Senior Site Reliability Engineer

Engineering Austin, Texas Remote - United States


The Cloud Platform team at Ziff Media Group is looking for team members who are excited and passionate about rethinking the way we deploy applications, maintain our infrastructure and monitor our applications. We define SLAs, incident response procedures and deployment processes while leading by example.

 As a member of our team, you’ll be exposed to technologies such as Kubernetes, Prometheus, Helm, Terraform, Go and much more. 

 As a Senior Site Reliability Engineer you will have the opportunity using Go to expand our infrastructure using the Kubernetes API, build tools to increase developer productivity and create custom Terraform providers.

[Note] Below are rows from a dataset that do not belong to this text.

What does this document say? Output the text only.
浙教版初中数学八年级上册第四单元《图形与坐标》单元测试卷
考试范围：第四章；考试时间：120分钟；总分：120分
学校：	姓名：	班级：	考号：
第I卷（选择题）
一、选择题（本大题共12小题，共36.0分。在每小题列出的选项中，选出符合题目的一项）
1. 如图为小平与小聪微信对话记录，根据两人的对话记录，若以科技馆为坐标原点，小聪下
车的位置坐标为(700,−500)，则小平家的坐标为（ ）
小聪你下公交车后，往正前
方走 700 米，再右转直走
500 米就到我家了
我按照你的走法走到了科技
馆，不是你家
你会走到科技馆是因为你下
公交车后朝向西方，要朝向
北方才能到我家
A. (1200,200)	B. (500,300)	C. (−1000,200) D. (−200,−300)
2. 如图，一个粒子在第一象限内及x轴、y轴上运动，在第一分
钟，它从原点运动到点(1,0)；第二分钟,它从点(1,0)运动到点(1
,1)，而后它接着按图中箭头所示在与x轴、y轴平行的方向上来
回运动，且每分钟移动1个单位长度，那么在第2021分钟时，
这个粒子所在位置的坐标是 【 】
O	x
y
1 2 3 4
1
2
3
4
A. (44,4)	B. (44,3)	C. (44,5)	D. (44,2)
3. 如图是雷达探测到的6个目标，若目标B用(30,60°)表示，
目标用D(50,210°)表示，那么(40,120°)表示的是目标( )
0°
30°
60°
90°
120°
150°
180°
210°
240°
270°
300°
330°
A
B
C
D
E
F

 If you are someone who understands Go and has experience with or looking to get into Site Reliability Engineering, now is the time!

Who You Are

  • You have at least 4 years of Go Programming experience.
  • You have expertise within the container and container orchestration space (Docker, Kubernetes, etc.).
  • You bring a deep understanding and application of computer science fundamentals: data structures, algorithms, and design patterns.
  • You understand networking protocols (TCP/IP, HTTP, DNS, etc).
  • You have a track record of delivering successful solutions and collaborating with others.
  • You have strong interpersonal skills and are familiar with or interested in learning SRE concepts.

What You'll Do

  • You’ll utilize Go, Kubernetes API and Terraform in order to create custom Operators and Providers in order to build native Kubernetes and Terraform packages.
  • You'll be working closely with Docker and Kubernetes to containerize applications and provision infrastructure.
  • You will utilize and teach various Cloudflare services so engineering teams can provide a high SLA for their applications.
  • You will investigate new technologies and tools and recommend those that best fit the team and organization.
  • You will champion SRE methodologies around monitoring, distributed tracing, deployment strategies (e.g. canary, sandbox), and logging.
  • You will identify and execute on opportunities to optimize existing systems, improve infrastructure, and eliminate work through automation.
  • You will educate other engineering teams and advocate for scalable and maintainable architectural decisions.
  • You will participate in our on-call rotation for production services.

Who We Are

  • We have an open environment where engineers are given a lot of responsibility and the freedom to make a huge impact.
  • We have lots of smart people to work with and learn from.
  • We work on large scale challenges with a variety of technologies and believe in an ever-growing diversity of technology platforms.
  • We believe in giving prizes, bonuses, and recognition for doing what you enjoy.
  • We have a phenomenal open vacation policy.

This is a remote/office based position which may be performed anywhere in the United States except for within the state of Colorado.